St. Louis Public Radio | By Chad Davis
In a report released Tuesday, the organization detailed complaints by current and former officers and other employees of corruption within the department and unfair hiring practices.
The report includes 25 recommendations to the St. Louis Metropolitan Police Department and the city’s Department of Personnel. They include a grand jury review of in custody deaths and shootings by officers and requiring all undercover officers to wear body cameras.
Current and former officers and other police department employees worked on the report for about two months. It notes that the police department has inconsistently followed the city’s civil service rules since the city regained control of the police department in 2013 from the state.
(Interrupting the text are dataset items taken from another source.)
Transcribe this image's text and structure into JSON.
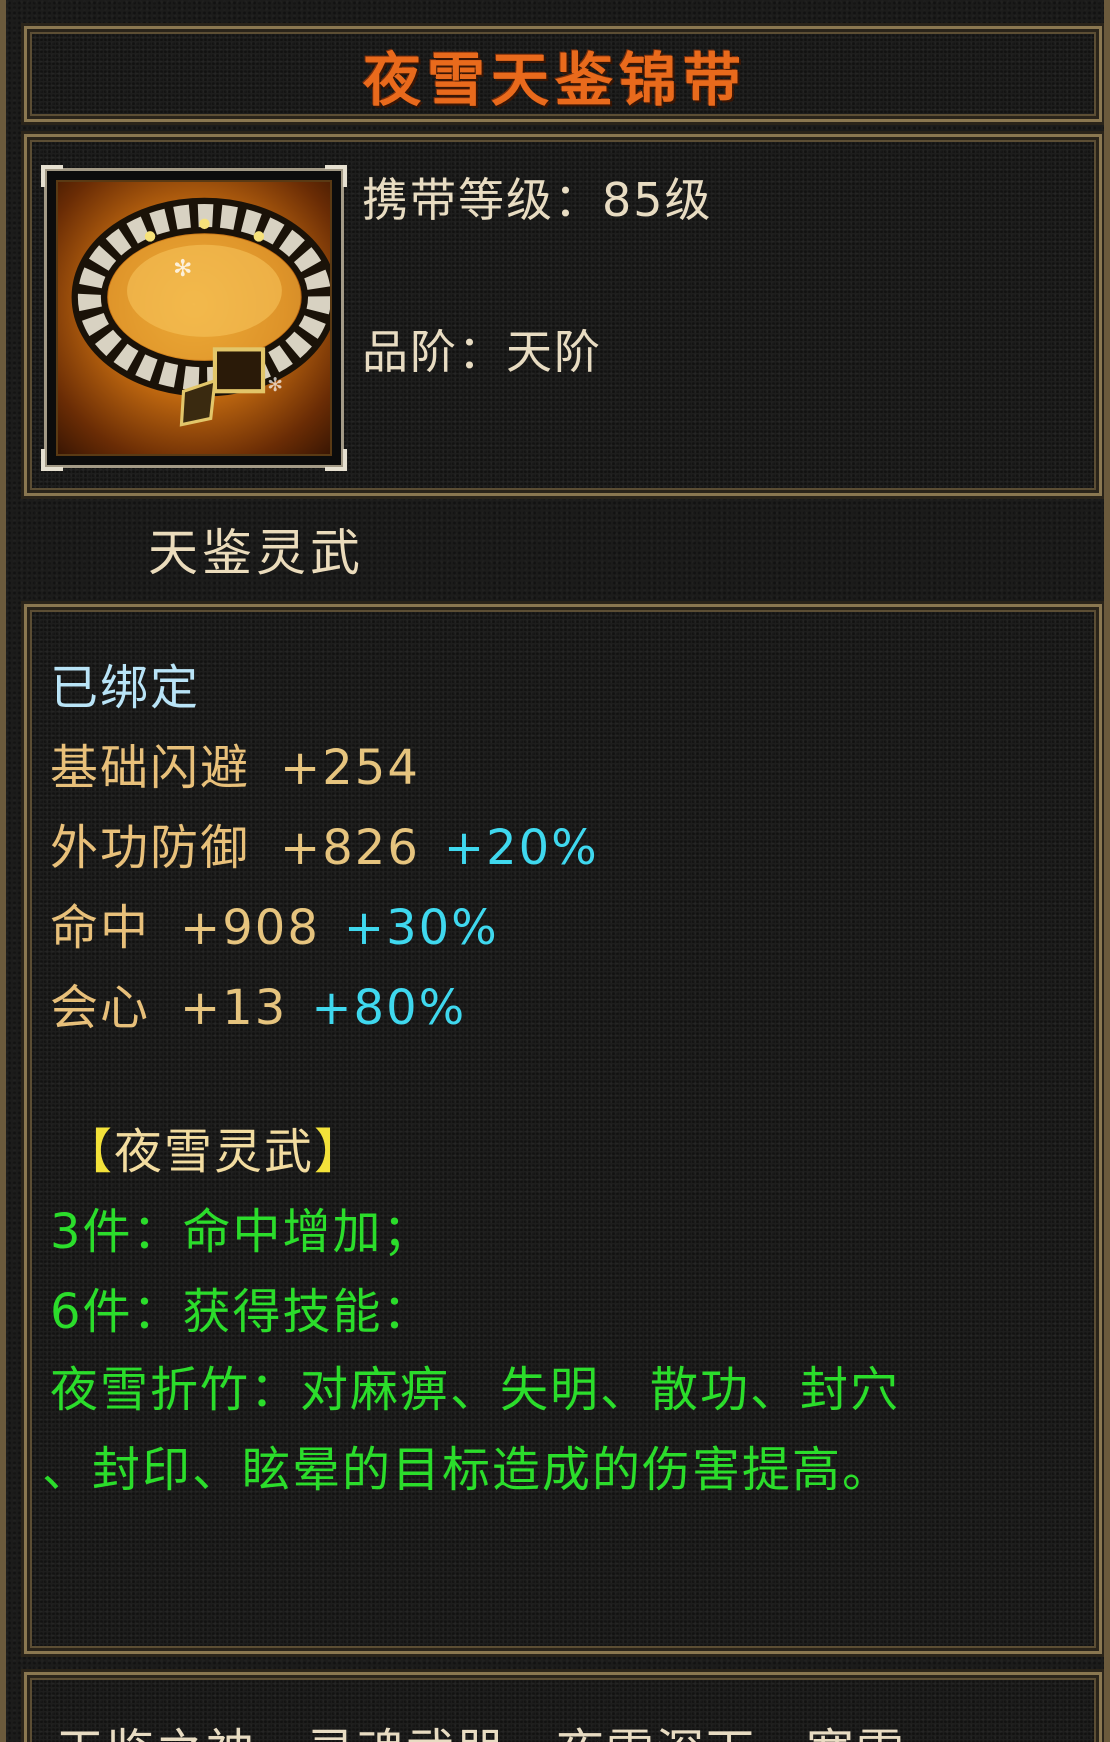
{
  "item": {
    "name": "夜雪天鉴锦带",
    "icon": "golden-belt-icon"
  },
  "header": {
    "level_label": "携带等级：",
    "level_value": "85级",
    "grade_label": "品阶：",
    "grade_value": "天阶"
  },
  "category": "天鉴灵武",
  "status": "已绑定",
  "stats": [
    {
      "name": "基础闪避",
      "value": "+254",
      "bonus": ""
    },
    {
      "name": "外功防御",
      "value": "+826",
      "bonus": "+20%"
    },
    {
      "name": "命中",
      "value": "+908",
      "bonus": "+30%"
    },
    {
      "name": "会心",
      "value": "+13",
      "bonus": "+80%"
    }
  ],
  "set": {
    "open_bracket": "【",
    "name": "夜雪灵武",
    "close_bracket": "】",
    "bonus_3": "3件：命中增加；",
    "bonus_6": "6件：获得技能：",
    "skill_line1": "夜雪折竹：对麻痹、失明、散功、封穴",
    "skill_line2": "、封印、眩晕的目标造成的伤害提高。"
  },
  "footer": {
    "text": "天鉴之神，灵魂武器，夜雪深下，寒雪"
  },
  "colors": {
    "title": "#e96a1c",
    "stat": "#e8c07a",
    "bonus": "#3fd8ee",
    "set_effect": "#2bdd2b",
    "bound": "#b9e4f7"
  }
}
“By allowing SLMPD to function as a half-city department and half independent organization with rules that conflict with Article XVIII of the Charter, the City has created a system that allows individual decisions to rule instead of consistent rules similar to other city employees,” the report states.
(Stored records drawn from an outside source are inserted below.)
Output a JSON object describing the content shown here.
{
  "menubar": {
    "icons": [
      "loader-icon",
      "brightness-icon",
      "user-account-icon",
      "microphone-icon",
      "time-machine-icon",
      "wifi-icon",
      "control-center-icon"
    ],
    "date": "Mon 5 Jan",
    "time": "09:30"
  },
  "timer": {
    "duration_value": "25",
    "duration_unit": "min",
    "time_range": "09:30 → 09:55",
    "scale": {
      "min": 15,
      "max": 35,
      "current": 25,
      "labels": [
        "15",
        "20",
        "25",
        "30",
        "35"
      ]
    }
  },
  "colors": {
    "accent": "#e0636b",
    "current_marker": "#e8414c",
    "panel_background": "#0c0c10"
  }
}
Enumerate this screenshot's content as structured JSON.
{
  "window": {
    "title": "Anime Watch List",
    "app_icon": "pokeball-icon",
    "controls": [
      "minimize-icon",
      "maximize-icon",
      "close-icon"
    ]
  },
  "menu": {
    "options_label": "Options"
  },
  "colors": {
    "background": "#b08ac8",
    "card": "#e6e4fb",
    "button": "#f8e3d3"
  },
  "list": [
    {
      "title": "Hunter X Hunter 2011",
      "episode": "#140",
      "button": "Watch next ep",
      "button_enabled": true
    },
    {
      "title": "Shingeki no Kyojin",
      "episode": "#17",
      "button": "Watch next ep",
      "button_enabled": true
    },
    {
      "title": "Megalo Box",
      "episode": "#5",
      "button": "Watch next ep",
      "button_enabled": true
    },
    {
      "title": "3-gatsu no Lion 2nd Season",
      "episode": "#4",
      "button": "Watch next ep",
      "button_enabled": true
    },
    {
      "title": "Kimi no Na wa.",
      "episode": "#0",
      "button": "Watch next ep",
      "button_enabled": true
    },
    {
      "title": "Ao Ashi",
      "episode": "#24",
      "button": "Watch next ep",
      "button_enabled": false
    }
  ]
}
The department’s failure to follow those rules hurt its ability to recruit and hire people of color, the report concludes.
“This has also hindered community support, harmed the retention of African American officers, impeded the promotion of African American officers, has allowed unfair discipline, emboldened employee corruption, lowered morale among employees, and resulted in numerous civil lawsuits,” its authors wrote.
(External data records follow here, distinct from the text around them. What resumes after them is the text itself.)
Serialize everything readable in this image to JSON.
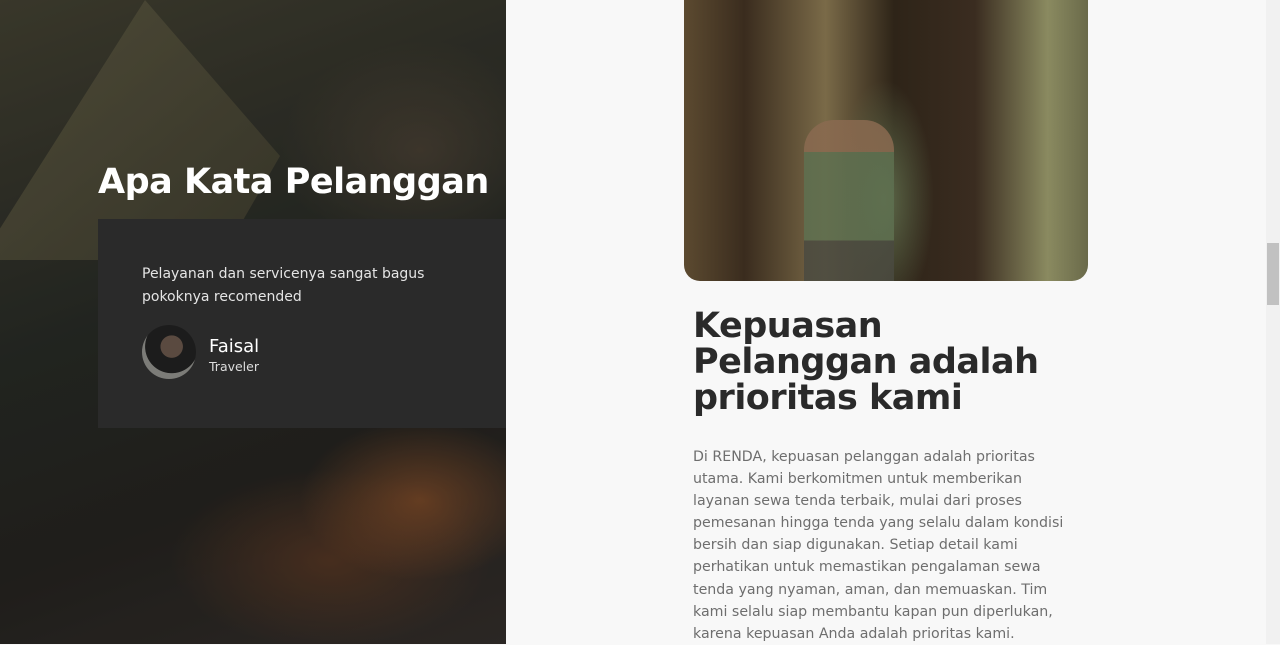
{
  "testimonials": {
    "title": "Apa Kata Pelanggan",
    "quote": "Pelayanan dan servicenya sangat bagus pokoknya recomended",
    "name": "Faisal",
    "role": "Traveler"
  },
  "about": {
    "heading": "Kepuasan Pelanggan adalah prioritas kami",
    "body": "Di RENDA, kepuasan pelanggan adalah prioritas utama. Kami berkomitmen untuk memberikan layanan sewa tenda terbaik, mulai dari proses pemesanan hingga tenda yang selalu dalam kondisi bersih dan siap digunakan. Setiap detail kami perhatikan untuk memastikan pengalaman sewa tenda yang nyaman, aman, dan memuaskan. Tim kami selalu siap membantu kapan pun diperlukan, karena kepuasan Anda adalah prioritas kami."
  }
}
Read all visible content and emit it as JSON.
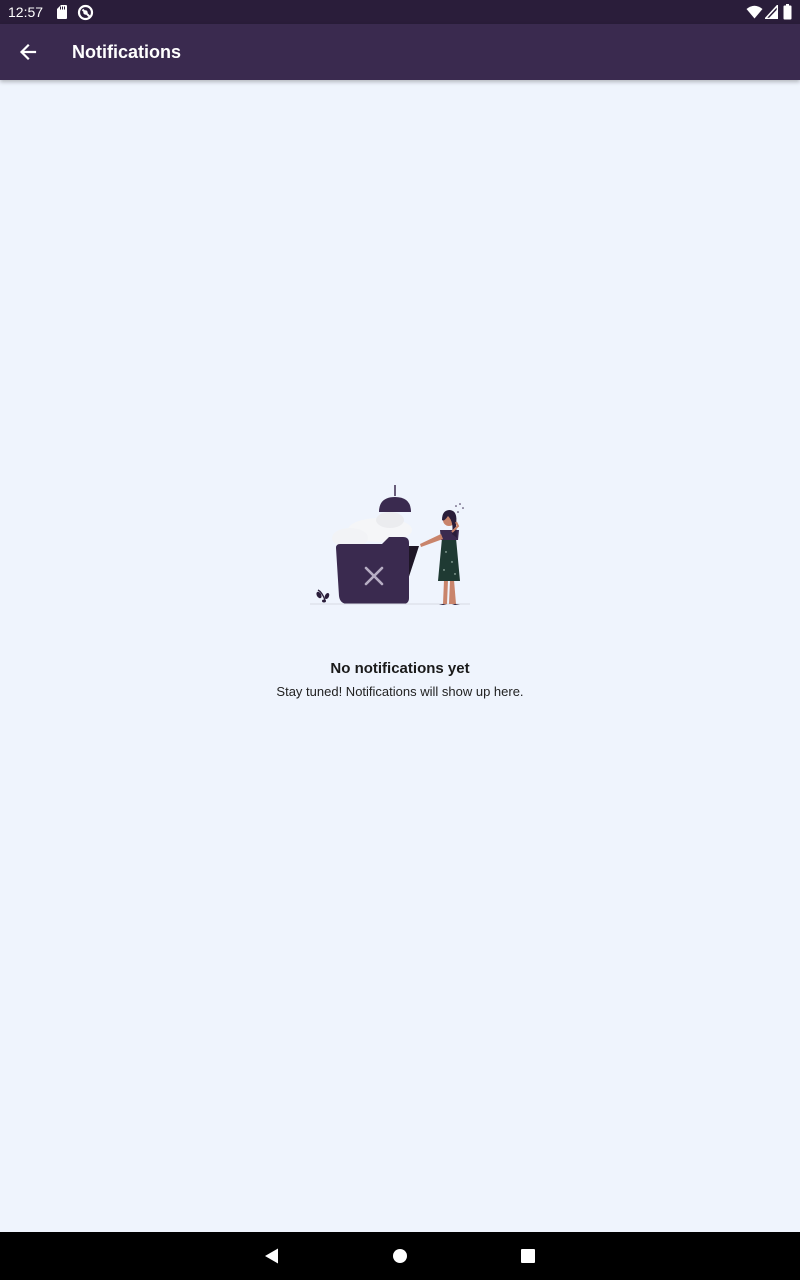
{
  "status_bar": {
    "time": "12:57",
    "left_icons": [
      "sd-card-icon",
      "data-saver-icon"
    ],
    "right_icons": [
      "wifi-icon",
      "cell-signal-icon",
      "battery-icon"
    ]
  },
  "app_bar": {
    "title": "Notifications",
    "back_icon": "arrow-back-icon"
  },
  "empty_state": {
    "title": "No notifications yet",
    "subtitle": "Stay tuned! Notifications will show up here."
  },
  "nav_bar": {
    "buttons": [
      "back-triangle-icon",
      "home-circle-icon",
      "recents-square-icon"
    ]
  },
  "colors": {
    "status_bar": "#2a1d3a",
    "app_bar": "#3a2a4f",
    "background": "#eff4fd",
    "accent": "#3a2a4f"
  }
}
A department spokesperson said Chief John Hayden wants to review the report before discussing it.
Abuse in the department has continued unchecked, said Sgt. Heather Taylor, president of the Ethical Society of Police.
“Here we are in 2020, with lawsuits pending from two minority officers, one beaten, one shot, both of their careers are essentially over,” Taylor said. “We had all these things happening in our police department that were brought to light post the law changing and us being under civil service rules.”
The report also criticizes the department’s hiring practices and says that 74% of all police officer trainees in June were white despite African American applicants outnumbering white applicants.
“The more outside experience you have, the more helpful it is for getting you promoted,” Taylor said. “When you have officers who aren’t being placed in those positions, mostly minorities, then there’s a lack of diversity.”
The Ethical Society also recommends establishing whistleblower protections for officers and employees who report officer misconduct and crime and creating a diversity council.